Между тем солнце село. Пахари выпрягли коров и удалились за перелесок. Он знал, каким путем они пошли в Чарочку. От того конца пашни начиналась полевая дорога, которая выходила за огороды. А там остается только перелезть через городьбу, и вот он — дом.
Казалось, ждать ночи невыносимо. Вечер таял медленно, чистый закат полыхал в полнеба, не давая места сумеркам. Он сидел под черемухой, прижавшись спиной к ее стволу, а перед глазами стояли приземистая и широкая изба с окнами на реку, двор, вечно захламленный боронами, плугами, полуразбитыми ходками и тележными колесами. Кузница была на отшибе двора, за баней, однако там всегда не хватало места, и битый, коверканый инвентарь постепенно обжил все подворье. Перед войной в колхозе построили новую кузню, но старая, отцовская, оставшаяся еще от единоличного хозяйства, работала помаленьку, все больше по мелкому ремонту. А вместе с ней остался и инвентарь, который ладить бесполезно и выбросить жалко. Накопившись за многие годы, он медленно дряхлел, ржавел, гнил и прорастал травой.
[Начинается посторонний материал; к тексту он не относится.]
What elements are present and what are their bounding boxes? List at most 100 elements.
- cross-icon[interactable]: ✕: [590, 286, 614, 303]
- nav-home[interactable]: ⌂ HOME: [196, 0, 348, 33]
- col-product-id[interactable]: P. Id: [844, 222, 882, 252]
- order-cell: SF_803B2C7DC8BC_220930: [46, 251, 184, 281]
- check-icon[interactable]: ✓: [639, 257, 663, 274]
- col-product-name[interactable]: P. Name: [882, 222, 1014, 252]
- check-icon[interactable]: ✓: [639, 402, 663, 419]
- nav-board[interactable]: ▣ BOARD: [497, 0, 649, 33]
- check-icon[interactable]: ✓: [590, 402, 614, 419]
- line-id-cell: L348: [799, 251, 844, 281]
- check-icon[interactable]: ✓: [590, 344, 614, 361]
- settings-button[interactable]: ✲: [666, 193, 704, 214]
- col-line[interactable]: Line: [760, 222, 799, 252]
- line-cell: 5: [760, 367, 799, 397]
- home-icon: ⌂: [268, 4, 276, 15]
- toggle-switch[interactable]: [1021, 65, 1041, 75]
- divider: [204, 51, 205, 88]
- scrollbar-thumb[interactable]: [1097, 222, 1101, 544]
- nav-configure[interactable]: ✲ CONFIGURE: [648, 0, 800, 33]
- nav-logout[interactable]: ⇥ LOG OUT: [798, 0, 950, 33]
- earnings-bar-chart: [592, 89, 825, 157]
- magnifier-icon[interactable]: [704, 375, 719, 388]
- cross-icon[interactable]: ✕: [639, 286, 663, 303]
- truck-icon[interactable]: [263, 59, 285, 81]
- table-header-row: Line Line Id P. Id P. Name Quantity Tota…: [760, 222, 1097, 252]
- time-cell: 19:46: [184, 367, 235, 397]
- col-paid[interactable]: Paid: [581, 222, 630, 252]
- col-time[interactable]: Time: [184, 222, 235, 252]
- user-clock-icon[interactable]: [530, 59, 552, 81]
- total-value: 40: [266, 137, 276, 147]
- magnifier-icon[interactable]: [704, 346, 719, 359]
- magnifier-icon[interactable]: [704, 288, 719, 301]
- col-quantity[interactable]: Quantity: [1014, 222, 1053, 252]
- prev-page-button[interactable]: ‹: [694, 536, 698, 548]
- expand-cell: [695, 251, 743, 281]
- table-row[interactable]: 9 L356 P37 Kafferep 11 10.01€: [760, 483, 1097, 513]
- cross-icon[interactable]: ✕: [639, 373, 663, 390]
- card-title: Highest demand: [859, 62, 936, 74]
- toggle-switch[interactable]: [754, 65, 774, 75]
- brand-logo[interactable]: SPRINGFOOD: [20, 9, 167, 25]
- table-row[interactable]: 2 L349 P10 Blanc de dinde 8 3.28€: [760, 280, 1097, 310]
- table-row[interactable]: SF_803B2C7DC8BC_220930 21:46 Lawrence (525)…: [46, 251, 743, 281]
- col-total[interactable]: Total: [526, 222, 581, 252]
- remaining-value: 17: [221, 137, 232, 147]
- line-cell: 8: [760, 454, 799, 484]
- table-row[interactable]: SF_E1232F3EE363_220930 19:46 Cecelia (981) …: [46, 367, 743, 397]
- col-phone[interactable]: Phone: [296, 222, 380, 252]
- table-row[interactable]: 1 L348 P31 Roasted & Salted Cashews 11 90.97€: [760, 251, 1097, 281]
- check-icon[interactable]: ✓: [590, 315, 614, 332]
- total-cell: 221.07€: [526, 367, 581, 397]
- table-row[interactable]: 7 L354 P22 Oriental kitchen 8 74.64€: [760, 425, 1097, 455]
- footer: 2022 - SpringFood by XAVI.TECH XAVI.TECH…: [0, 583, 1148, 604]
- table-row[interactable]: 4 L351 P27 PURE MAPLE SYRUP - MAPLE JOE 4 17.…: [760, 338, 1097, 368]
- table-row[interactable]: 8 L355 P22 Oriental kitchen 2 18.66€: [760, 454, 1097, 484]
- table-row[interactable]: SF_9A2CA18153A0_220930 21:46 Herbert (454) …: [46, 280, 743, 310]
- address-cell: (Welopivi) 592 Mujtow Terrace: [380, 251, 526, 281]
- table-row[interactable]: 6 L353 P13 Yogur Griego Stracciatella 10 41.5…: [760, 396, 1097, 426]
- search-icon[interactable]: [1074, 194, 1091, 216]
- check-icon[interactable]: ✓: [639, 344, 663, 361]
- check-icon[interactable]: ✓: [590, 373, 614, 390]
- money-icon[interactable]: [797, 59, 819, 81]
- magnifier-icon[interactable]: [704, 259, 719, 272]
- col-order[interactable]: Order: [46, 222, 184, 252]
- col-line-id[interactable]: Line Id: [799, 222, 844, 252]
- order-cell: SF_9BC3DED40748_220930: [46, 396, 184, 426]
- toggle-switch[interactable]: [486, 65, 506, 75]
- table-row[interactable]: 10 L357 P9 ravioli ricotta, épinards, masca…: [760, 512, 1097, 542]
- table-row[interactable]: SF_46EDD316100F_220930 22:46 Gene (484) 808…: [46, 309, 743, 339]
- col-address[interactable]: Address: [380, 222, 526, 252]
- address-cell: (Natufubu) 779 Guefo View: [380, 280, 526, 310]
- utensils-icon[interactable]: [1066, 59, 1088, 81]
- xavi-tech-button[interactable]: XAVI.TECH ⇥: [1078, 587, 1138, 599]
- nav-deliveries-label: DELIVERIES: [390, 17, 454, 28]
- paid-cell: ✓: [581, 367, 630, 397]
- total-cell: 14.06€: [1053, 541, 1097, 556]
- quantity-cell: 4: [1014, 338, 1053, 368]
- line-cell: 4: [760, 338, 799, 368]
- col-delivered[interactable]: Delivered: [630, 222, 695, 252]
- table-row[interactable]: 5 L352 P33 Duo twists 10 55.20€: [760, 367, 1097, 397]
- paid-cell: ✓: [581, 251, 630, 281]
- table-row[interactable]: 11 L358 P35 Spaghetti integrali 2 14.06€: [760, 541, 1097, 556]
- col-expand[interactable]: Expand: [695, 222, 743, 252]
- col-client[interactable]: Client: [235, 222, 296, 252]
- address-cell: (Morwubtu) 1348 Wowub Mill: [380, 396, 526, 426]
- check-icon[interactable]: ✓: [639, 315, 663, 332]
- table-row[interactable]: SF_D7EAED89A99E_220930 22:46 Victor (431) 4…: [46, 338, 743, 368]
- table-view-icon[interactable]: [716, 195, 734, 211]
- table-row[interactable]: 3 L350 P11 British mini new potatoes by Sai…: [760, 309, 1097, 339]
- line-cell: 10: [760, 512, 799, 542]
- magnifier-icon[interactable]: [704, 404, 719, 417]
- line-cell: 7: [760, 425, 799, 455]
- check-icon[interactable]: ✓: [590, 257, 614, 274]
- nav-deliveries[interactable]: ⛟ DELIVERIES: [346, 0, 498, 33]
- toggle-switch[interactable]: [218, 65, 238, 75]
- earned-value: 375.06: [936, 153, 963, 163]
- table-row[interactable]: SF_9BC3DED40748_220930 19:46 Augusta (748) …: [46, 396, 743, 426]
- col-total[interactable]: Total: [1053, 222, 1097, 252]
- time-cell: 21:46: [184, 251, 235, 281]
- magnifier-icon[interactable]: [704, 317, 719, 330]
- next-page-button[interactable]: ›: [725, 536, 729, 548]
Много раз отец собирался очистить двор, но почему-то откладывал, может быть, уже привык, прижился к ненужным в хозяйстве вещам. Очисти, так и пропадет жилой дух во дворе…
Сейчас он вспоминал довоенную жизнь, и в памяти обязательно возникал этот двор, словно все самое важное происходило там. Утро начиналось со звона наковальни. Отец поднимался часов в шесть и сразу шел разжигать горн. Проснешься, а он уже что-то настукивает. И от этого стука совестно было лежать. Скорее с полатей и к нему. Черенок у «старшого» — пудовой кувалды — гладкий, руки так и влипают. Ахнешь — брызги летят. Солнце еще не встало, а в кузне светло, как днем.